A Georgia judge sentenced a man and a woman to spend years in prison on Monday for their roles in a 2015 Confederate flag display that disturbed a group of black people attending a child’s birthday party, prosecutors said.
Defendants Jose Torres, 26, and Kayla Norton, 25, were convicted earlier this month of charges that include making “terroristic threats” during the confrontation in Douglas County near Atlanta, which occurred at a time of heated national debate about a flag that many consider a symbol of racism.
Georgia Superior Court Judge William McClain sentenced Torres to serve 13 years in prison, and Norton to serve 6 years in prison, Douglas County District Attorney Brian Fortner said in a phone interview. Both face probation after their release, and were banished from Douglas County.
Attorneys for Torres and Norton could not immediately be reached for comment.
The sentences were a year longer than prosecutors had asked for, said Fortner, noting the crimes went beyond disagreements over the battle flag used by the pro-slavery South during the U.S. Civil War, which some defend as part of its heritage.

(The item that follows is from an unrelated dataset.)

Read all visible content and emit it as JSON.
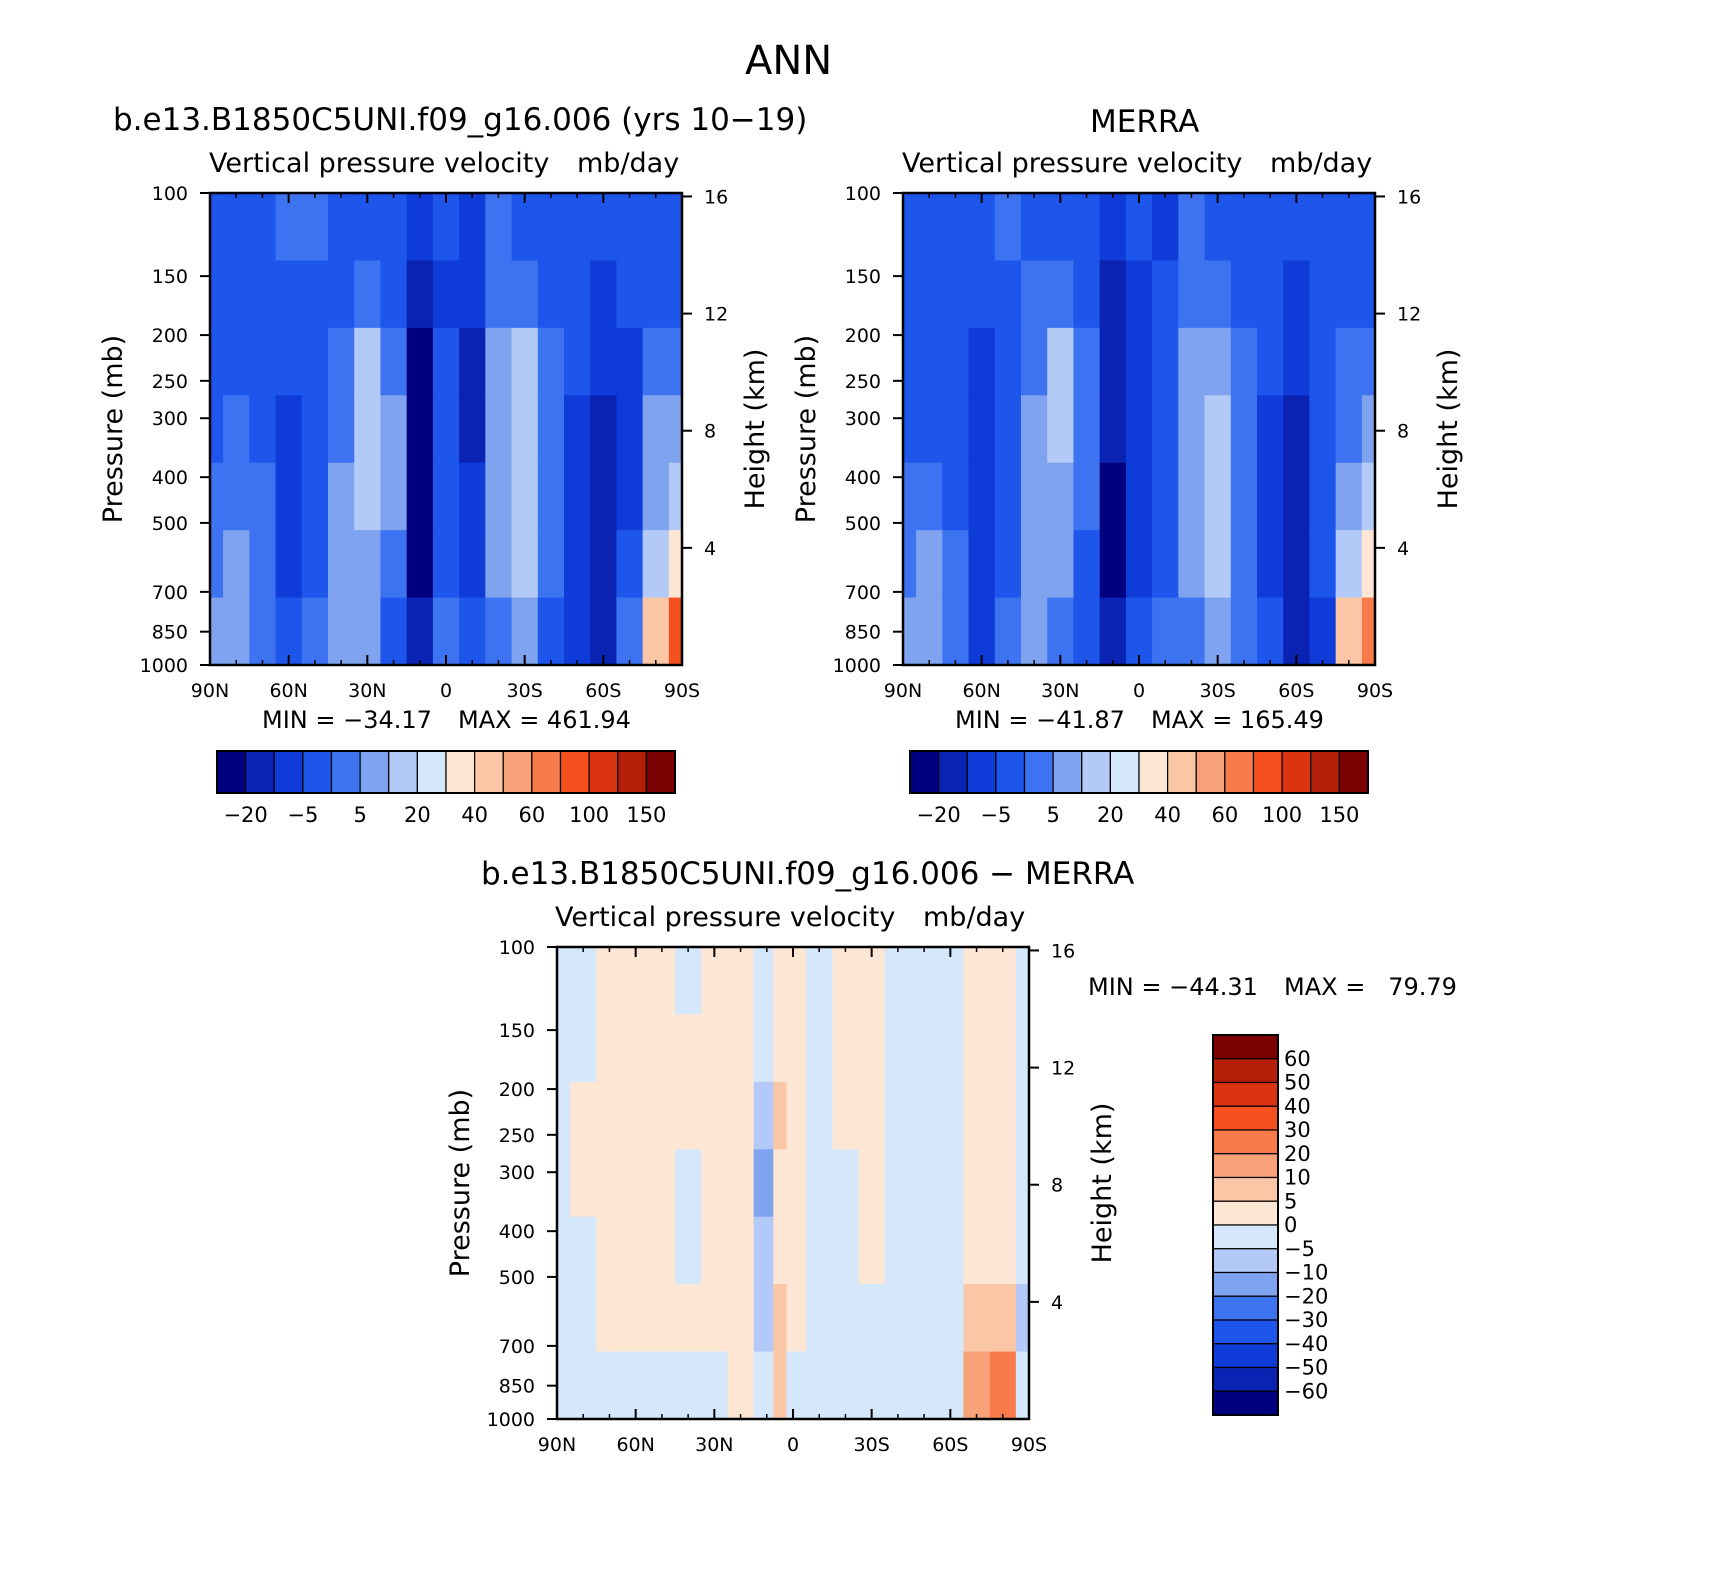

“This was a case where these people pulled out a shotgun and threatened to kill people at a party, including children,” he said.
The incident played out during heightened debate over the symbolism of the flag, triggered by the racially-motivated shooting deaths of nine black churchgoers in South Carolina weeks earlier.
Prosecutors said witnesses attending the birthday party, featuring a bouncy castle and snow cone machine, testified that people in a convoy of trucks displaying the flag shouted racial slurs as they drove by, stopping next to the party.
Torres was accused of pointing a shotgun at the predominately black party-goers and threatening to kill them, prosecutors said in a news release. Norton loaded the shotgun and gave it to him, they said.
The pair faced some of the most serious charges out of 15 members of the group “Respect the Flag” indicted over the incident, Fortner said. Two others facing similar charges pleaded guilty and were sentenced to lesser prison sentences.